Vikram Rao is a fourth year B.Tech student in the Department of Computer Science and Engineering. He spent the summer interning at Microsoft Research, Redmond (MSR Redmond).
While MSR Redmond takes interns from IIT Kanpur and some other IITs quite regularly, this was the first time in at least four years that they hired from IIT Madras. One fine morning, my mailbox was bombarded with about twelve emails from various research groups wishing to speak to me about their projects. Since we are undergraduates with little or no research experience, teams usually have a well planned out project in their mind for their interns. They scan candidates’ resumes and email them for interview slots if they find their past experience matches the project. The “interview phone call” (chat, as they call it) comprises just a description of their project and some clarifications about your skills and past projects. Try to offer intelligent comments on their project ideas as and when possible as that is the only way to show your interest over a phone call. The teams give their judgments to a central authority who randomly assigns you to a group/project which had accepted you. There is a strong CGPA cutoff even before the email stage as this is a research opportunity.
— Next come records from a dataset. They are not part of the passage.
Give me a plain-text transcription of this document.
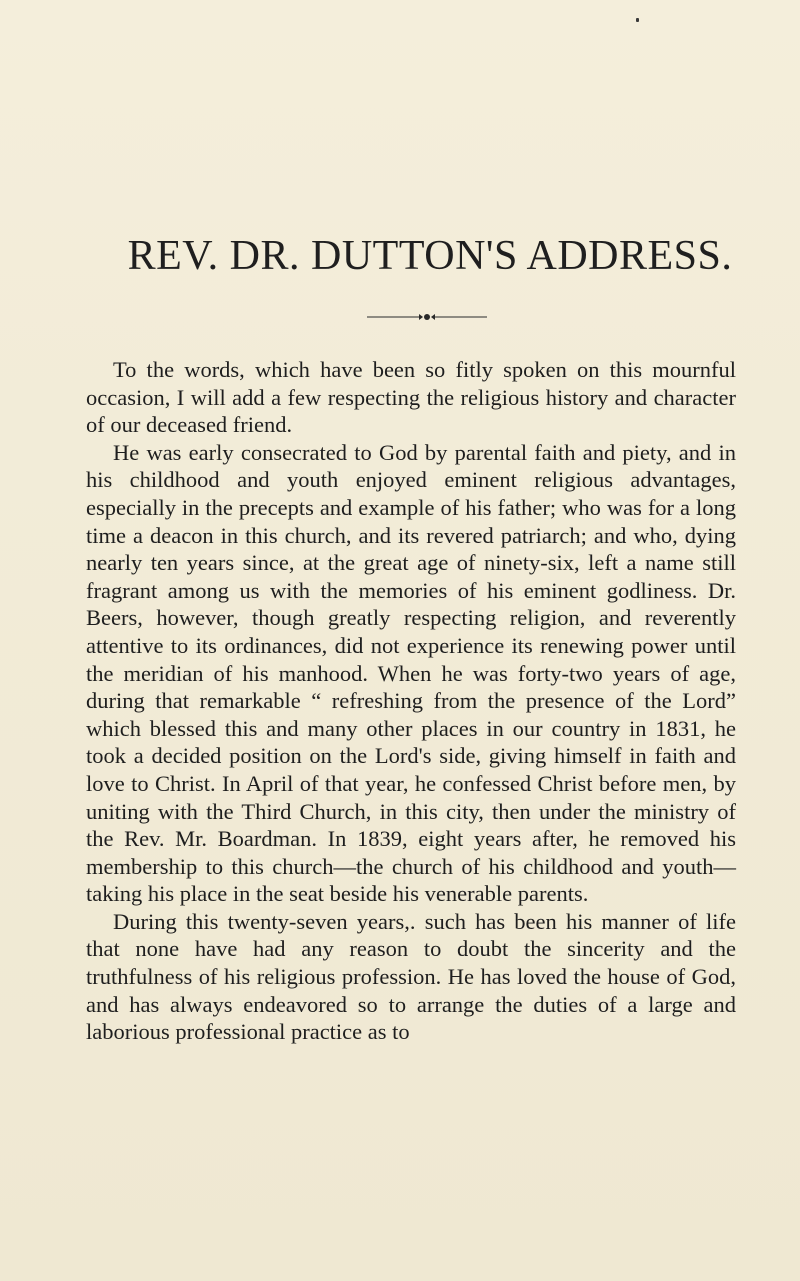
REV. DR. DUTTON'S ADDRESS.

To the words, which have been so fitly spoken on this mournful occasion, I will add a few respecting the religious history and character of our deceased friend.

He was early consecrated to God by parental faith and piety, and in his childhood and youth enjoyed eminent religious advantages, especially in the precepts and example of his father; who was for a long time a deacon in this church, and its revered patriarch; and who, dying nearly ten years since, at the great age of ninety-six, left a name still fragrant among us with the memories of his eminent godliness. Dr. Beers, however, though greatly respecting religion, and reverently attentive to its ordinances, did not experience its renewing power until the meridian of his manhood. When he was forty-two years of age, during that remarkable “ refreshing from the presence of the Lord” which blessed this and many other places in our country in 1831, he took a decided position on the Lord's side, giving himself in faith and love to Christ. In April of that year, he confessed Christ before men, by uniting with the Third Church, in this city, then under the ministry of the Rev. Mr. Boardman. In 1839, eight years after, he removed his membership to this church—the church of his childhood and youth—taking his place in the seat beside his venerable parents.

During this twenty-seven years,. such has been his manner of life that none have had any reason to doubt the sincerity and the truthfulness of his religious profession. He has loved the house of God, and has always endeavored so to arrange the duties of a large and laborious professional practice as to
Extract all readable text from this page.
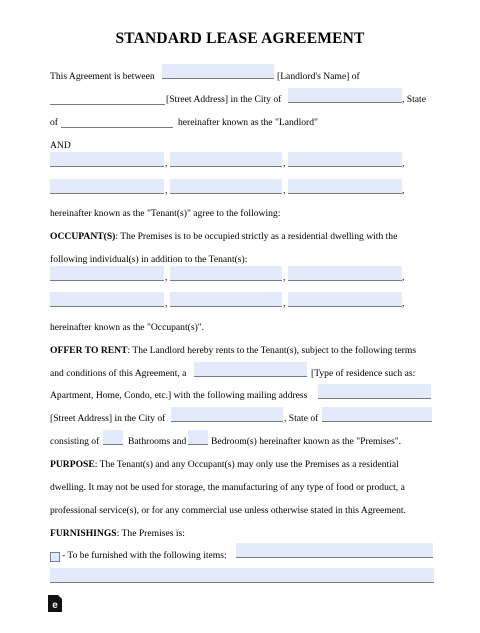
STANDARD LEASE AGREEMENT
This Agreement is between	[Landlord's Name] of
[Street Address] in the City of	, State
of	hereinafter known as the "Landlord"
AND
,	,	,
,	,	,
hereinafter known as the "Tenant(s)" agree to the following:
OCCUPANT(S): The Premises is to be occupied strictly as a residential dwelling with the
following individual(s) in addition to the Tenant(s):
,	,	,
,	,	,
hereinafter known as the "Occupant(s)".
OFFER TO RENT: The Landlord hereby rents to the Tenant(s), subject to the following terms
and conditions of this Agreement, a	[Type of residence such as:
Apartment, Home, Condo, etc.] with the following mailing address
[Street Address] in the City of	, State of
consisting of	Bathrooms and	Bedroom(s) hereinafter known as the "Premises".
PURPOSE: The Tenant(s) and any Occupant(s) may only use the Premises as a residential
dwelling. It may not be used for storage, the manufacturing of any type of food or product, a
professional service(s), or for any commercial use unless otherwise stated in this Agreement.
FURNISHINGS: The Premises is:
- To be furnished with the following items:
e
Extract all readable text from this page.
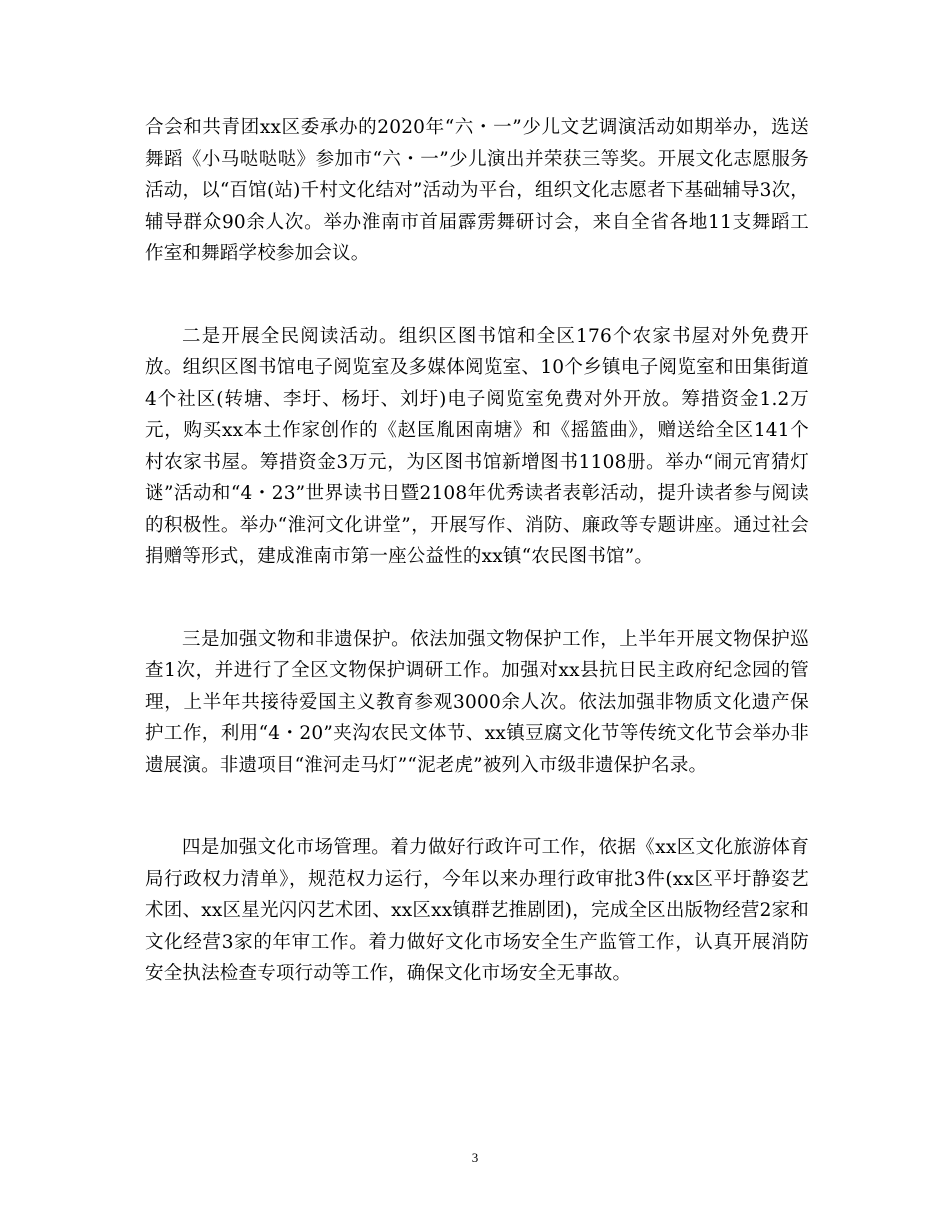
合会和共青团xx区委承办的2020年“六・一”少儿文艺调演活动如期举办，选送舞蹈《小马哒哒哒》参加市“六・一”少儿演出并荣获三等奖。开展文化志愿服务活动，以“百馆(站)千村文化结对”活动为平台，组织文化志愿者下基础辅导3次，辅导群众90余人次。举办淮南市首届霹雳舞研讨会，来自全省各地11支舞蹈工作室和舞蹈学校参加会议。

二是开展全民阅读活动。组织区图书馆和全区176个农家书屋对外免费开放。组织区图书馆电子阅览室及多媒体阅览室、10个乡镇电子阅览室和田集街道4个社区(转塘、李圩、杨圩、刘圩)电子阅览室免费对外开放。筹措资金1.2万元，购买xx本土作家创作的《赵匡胤困南塘》和《摇篮曲》，赠送给全区141个村农家书屋。筹措资金3万元，为区图书馆新增图书1108册。举办“闹元宵猜灯谜”活动和“4・23”世界读书日暨2108年优秀读者表彰活动，提升读者参与阅读的积极性。举办“淮河文化讲堂”，开展写作、消防、廉政等专题讲座。通过社会捐赠等形式，建成淮南市第一座公益性的xx镇“农民图书馆”。

三是加强文物和非遗保护。依法加强文物保护工作，上半年开展文物保护巡查1次，并进行了全区文物保护调研工作。加强对xx县抗日民主政府纪念园的管理，上半年共接待爱国主义教育参观3000余人次。依法加强非物质文化遗产保护工作，利用“4・20”夹沟农民文体节、xx镇豆腐文化节等传统文化节会举办非遗展演。非遗项目“淮河走马灯”“泥老虎”被列入市级非遗保护名录。

四是加强文化市场管理。着力做好行政许可工作，依据《xx区文化旅游体育局行政权力清单》，规范权力运行，今年以来办理行政审批3件(xx区平圩静姿艺术团、xx区星光闪闪艺术团、xx区xx镇群艺推剧团)，完成全区出版物经营2家和文化经营3家的年审工作。着力做好文化市场安全生产监管工作，认真开展消防安全执法检查专项行动等工作，确保文化市场安全无事故。

3
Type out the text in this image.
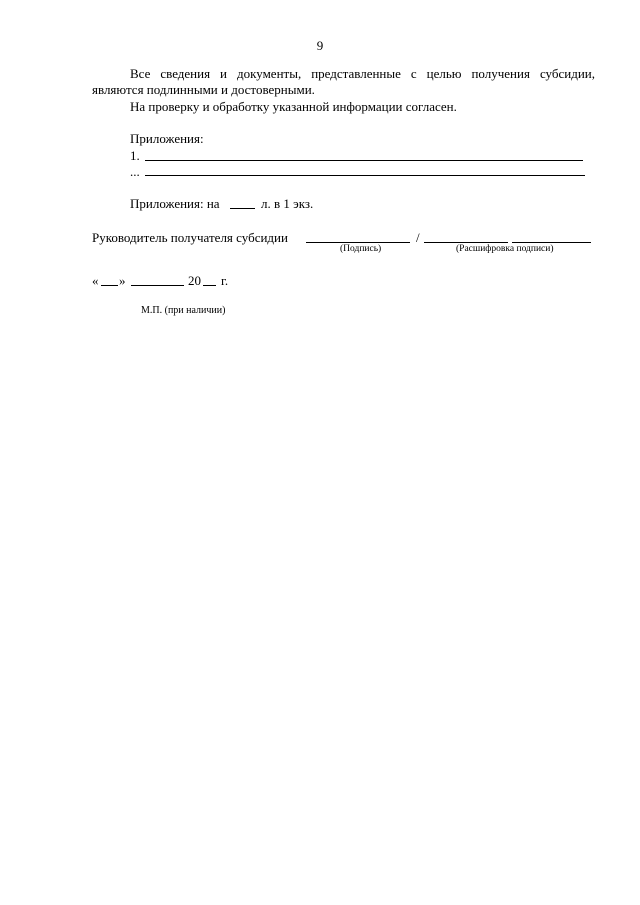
9
Все сведения и документы, представленные с целью получения субсидии,
являются подлинными и достоверными.
На проверку и обработку указанной информации согласен.
Приложения:
1.
...
Приложения: на	л. в 1 экз.
Руководитель получателя субсидии	/
(Подпись)	(Расшифровка подписи)
« »	20 г.
М.П. (при наличии)
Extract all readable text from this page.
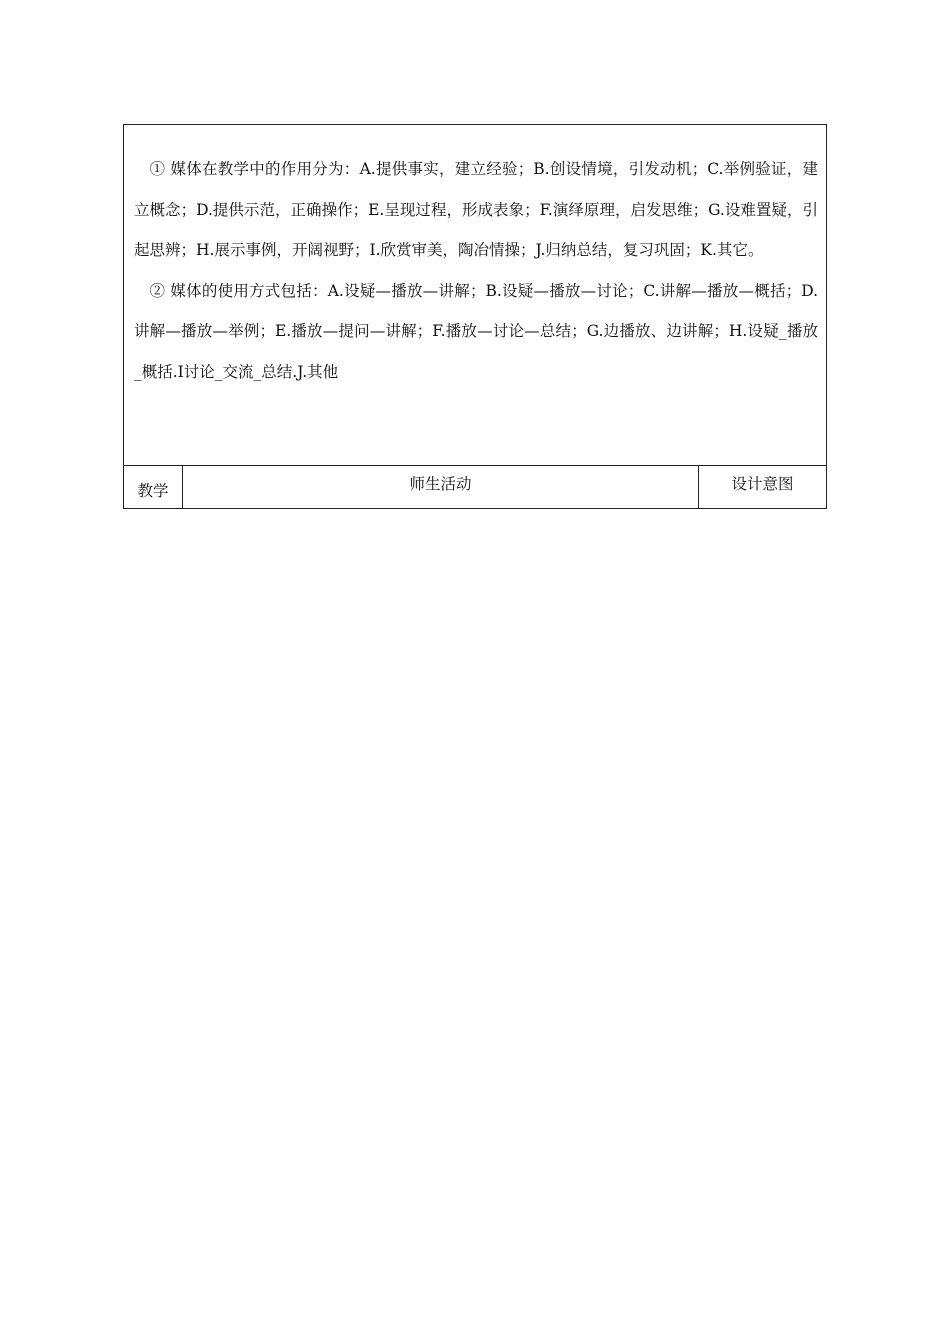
① 媒体在教学中的作用分为：A.提供事实，建立经验；B.创设情境，引发动机；C.举例验证，建立概念；D.提供示范，正确操作；E.呈现过程，形成表象；F.演绎原理，启发思维；G.设难置疑，引起思辨；H.展示事例，开阔视野；I.欣赏审美，陶冶情操；J.归纳总结，复习巩固；K.其它。

② 媒体的使用方式包括：A.设疑—播放—讲解；B.设疑—播放—讨论；C.讲解—播放—概括；D.讲解—播放—举例；E.播放—提问—讲解；F.播放—讨论—总结；G.边播放、边讲解；H.设疑_播放_概括.I讨论_交流_总结.J.其他

教学	师生活动	设计意图
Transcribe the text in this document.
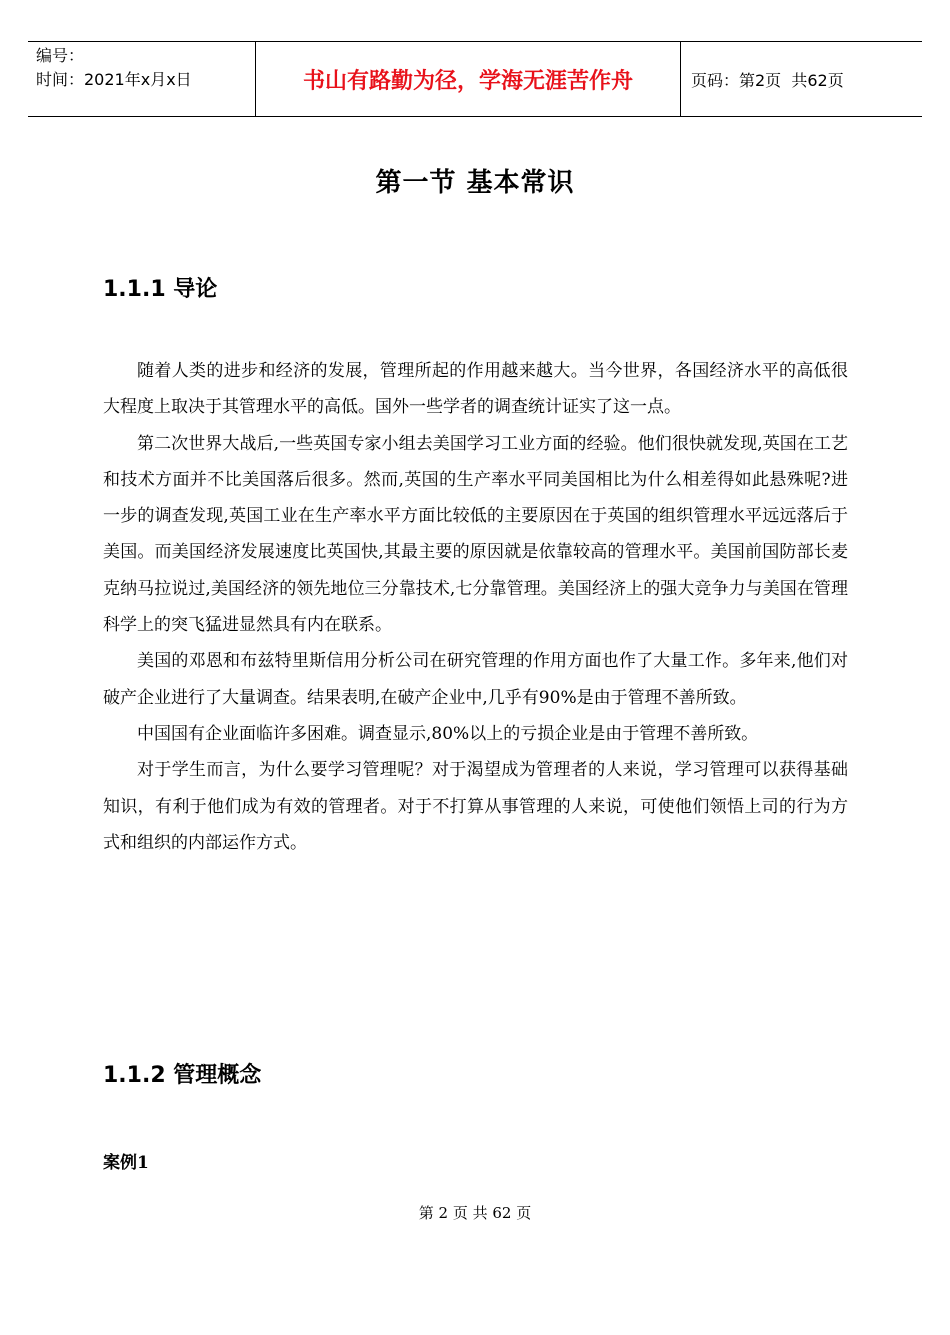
编号：
时间：2021年x月x日	书山有路勤为径，学海无涯苦作舟	页码：第2页  共62页
第一节 基本常识
1.1.1 导论

随着人类的进步和经济的发展，管理所起的作用越来越大。当今世界，各国经济水平的高低很大程度上取决于其管理水平的高低。国外一些学者的调查统计证实了这一点。

第二次世界大战后,一些英国专家小组去美国学习工业方面的经验。他们很快就发现,英国在工艺和技术方面并不比美国落后很多。然而,英国的生产率水平同美国相比为什么相差得如此悬殊呢?进一步的调查发现,英国工业在生产率水平方面比较低的主要原因在于英国的组织管理水平远远落后于美国。而美国经济发展速度比英国快,其最主要的原因就是依靠较高的管理水平。美国前国防部长麦克纳马拉说过,美国经济的领先地位三分靠技术,七分靠管理。美国经济上的强大竞争力与美国在管理科学上的突飞猛进显然具有内在联系。

美国的邓恩和布兹特里斯信用分析公司在研究管理的作用方面也作了大量工作。多年来,他们对破产企业进行了大量调查。结果表明,在破产企业中,几乎有90%是由于管理不善所致。

中国国有企业面临许多困难。调查显示,80%以上的亏损企业是由于管理不善所致。

对于学生而言，为什么要学习管理呢？对于渴望成为管理者的人来说，学习管理可以获得基础知识，有利于他们成为有效的管理者。对于不打算从事管理的人来说，可使他们领悟上司的行为方式和组织的内部运作方式。

1.1.2 管理概念
案例1
第 2 页 共 62 页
The work itself is very much like an extended course project. The mentors have an idea in mind and you polish, implement and improve it. You do not do a lot of independent research, but you do have a say in how the project takes shape. Learnings and experiences largely depend on the project and mentor, but I learnt how to conduct research, to carefully design experiments to validate hypotheses, to critically observe and interpret results and how to ask the right questions, apart from various tidbits about everything from US firearm laws to the European financial crisis. The atmosphere at MSR is extremely inspiring, with many luminaries of various areas in Computer Science working in the building. There are many research talks everyday, apart from the occasional talk by a famous person.
Being one of only about ten undergraduates at MSR, I had a very interesting experience interacting with my grad-student co-interns. There were interns from every country imaginable and it was fun interacting with people from various cultures. Also, if you can speak a foreign language, you’ll have ample scope to show your skills off to native speakers. Not many undergraduates have the privilege of working at MSR Redmond, and most undergraduate interns are from the IITs. That itself says a lot about the image and expectations they have of an IITian. Also, many IIT alumni are researchers there and will love to talk to you about their work or anything else under the sun.
MSR does know how to treat its interns well. You are allowed access to a five-star gym frequented by people in their Porsches and Hummers. You also get discounts at many stores, restaurants and e-stores and are given a bus-pass to help you explore the area. The office has table-tennis tables, XBoxes and Foosball and Air Hockey tables in case you want to chill out. Did I mention that soft drinks and coffee are free and that MSR buys you a bike to ride? MSR has special events for interns every alternate week. Sometimes it is just socializing over ice-cream. At other times, it is a tour of the majestic Mount Rainier or a trampoline dodgeball session at an arena rented out specifically for the purpose. There is also a special event held every year called the Signature Event. This time, it was a cruise of Lake Washington along with the senior management of Microsoft Research, where it was announced that every intern would get an XBox and a Kinect as a gift.
Apart from the Microsoft-sponsored trips, I went around for several hikes around the Seattle area, which is naturally very well endowed. One perk of being among PhD co-interns is that they graciously invite you to carpool with them to trips. I’ve written at length on my hiking experiences on my blog. Since July 4th (the US Independence day) fell during my internship period, I took a few more days off work to visit New York City and Washington DC.
Seattle and its suburbs are beautiful. The people are polite, the streets clean and traffic extremely ordered. The low population density and the possible lack of a social circle outside of work may bother you, but you will quickly learn to cope with them. I had no problems conversing with foreigners and never had to change my accent. Vegetarians will find themselves with limited options for food, but you could take that as inspiration to learn to cook. I didn’t, though, as I was lucky enough to be put up near the restaurant and shopping district of the town.
Go to MSR Redmond if you want to experience the best research atmosphere that exists in industry today. You also get pampered, get to stay in the beautiful Pacific Northwest of USA and have the opportunity to get highly valued recommendation letters in case you want to apply for a PhD. If you aren’t yet convinced about going to MSR Redmond, consider the fact that you’ll leave boiling Chennai to live in rainy, pleasant Seattle for three months.